In defense of Continental Abolitionism through Canadian Narratives of Fugitive Slaves: Benjamin Drew’s The Refugee: Or The Narratives of Fugitives Slaves in Canada

In the mid-1850s and sponsored by the Canadian Anti-Slavery Society, Boston abolitionist Benjamin Drew embarked on a tour throughout Canada West aiming to counter and contest the pro-slavery viewpoint that had been put forth in Nehemiah Adam’s 1854 A South-Side View of Slavery. Adams’s work was propelled by his disgust at the national and international impact of Harriet Beecher Stowe’s Uncle Tom’s Cabin (1852), and in it he intended to respond to Stowe’s novel by offering his own observations of the “true” state of southern slavery.

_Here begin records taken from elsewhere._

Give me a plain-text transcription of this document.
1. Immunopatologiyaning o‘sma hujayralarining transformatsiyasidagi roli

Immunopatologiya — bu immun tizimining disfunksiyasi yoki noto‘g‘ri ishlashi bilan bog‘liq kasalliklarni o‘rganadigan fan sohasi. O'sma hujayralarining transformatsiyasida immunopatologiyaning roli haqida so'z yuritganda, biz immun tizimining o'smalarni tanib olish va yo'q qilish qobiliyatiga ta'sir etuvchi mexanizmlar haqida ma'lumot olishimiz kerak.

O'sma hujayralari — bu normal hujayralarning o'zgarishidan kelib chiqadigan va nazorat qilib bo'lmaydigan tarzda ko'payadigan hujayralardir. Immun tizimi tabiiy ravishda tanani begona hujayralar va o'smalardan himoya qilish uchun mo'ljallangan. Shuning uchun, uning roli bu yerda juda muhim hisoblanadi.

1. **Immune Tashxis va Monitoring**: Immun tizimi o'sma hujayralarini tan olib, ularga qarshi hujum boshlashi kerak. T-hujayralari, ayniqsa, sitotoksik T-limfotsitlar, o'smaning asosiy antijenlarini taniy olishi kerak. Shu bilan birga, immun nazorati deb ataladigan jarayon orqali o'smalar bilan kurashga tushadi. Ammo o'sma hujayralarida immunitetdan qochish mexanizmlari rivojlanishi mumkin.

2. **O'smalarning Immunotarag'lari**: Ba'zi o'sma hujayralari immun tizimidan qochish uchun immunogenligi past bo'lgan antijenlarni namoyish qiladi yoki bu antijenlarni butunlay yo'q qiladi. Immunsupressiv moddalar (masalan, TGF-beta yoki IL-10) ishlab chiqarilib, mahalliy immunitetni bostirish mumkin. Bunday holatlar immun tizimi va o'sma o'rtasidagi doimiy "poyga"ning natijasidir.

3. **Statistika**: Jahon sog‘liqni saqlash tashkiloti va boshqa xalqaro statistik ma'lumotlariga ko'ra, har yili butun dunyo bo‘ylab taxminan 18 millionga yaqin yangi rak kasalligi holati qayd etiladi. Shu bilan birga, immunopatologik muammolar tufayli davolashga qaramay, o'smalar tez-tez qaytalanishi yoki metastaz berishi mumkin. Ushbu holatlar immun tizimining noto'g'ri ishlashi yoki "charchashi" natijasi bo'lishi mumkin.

Adams was a pastor of the Essex Street Congregational Church in Boston, who had previously – and publicly – denounced slavery and its consequences. Yet, shortly after its publication and circulation the book earned the reputation of being a proslavery text, or, to a certain extent, a succinct defense of slavery. Indeed, A South-Side View was duly criticized because it avoided advocating for Black emancipation on U.S. soil and for refusing to call for an end to slavery. Rather, it only went as far as to promote reforms and to call for the cessation of what the author partially perceived to be northern meddling in southern matters.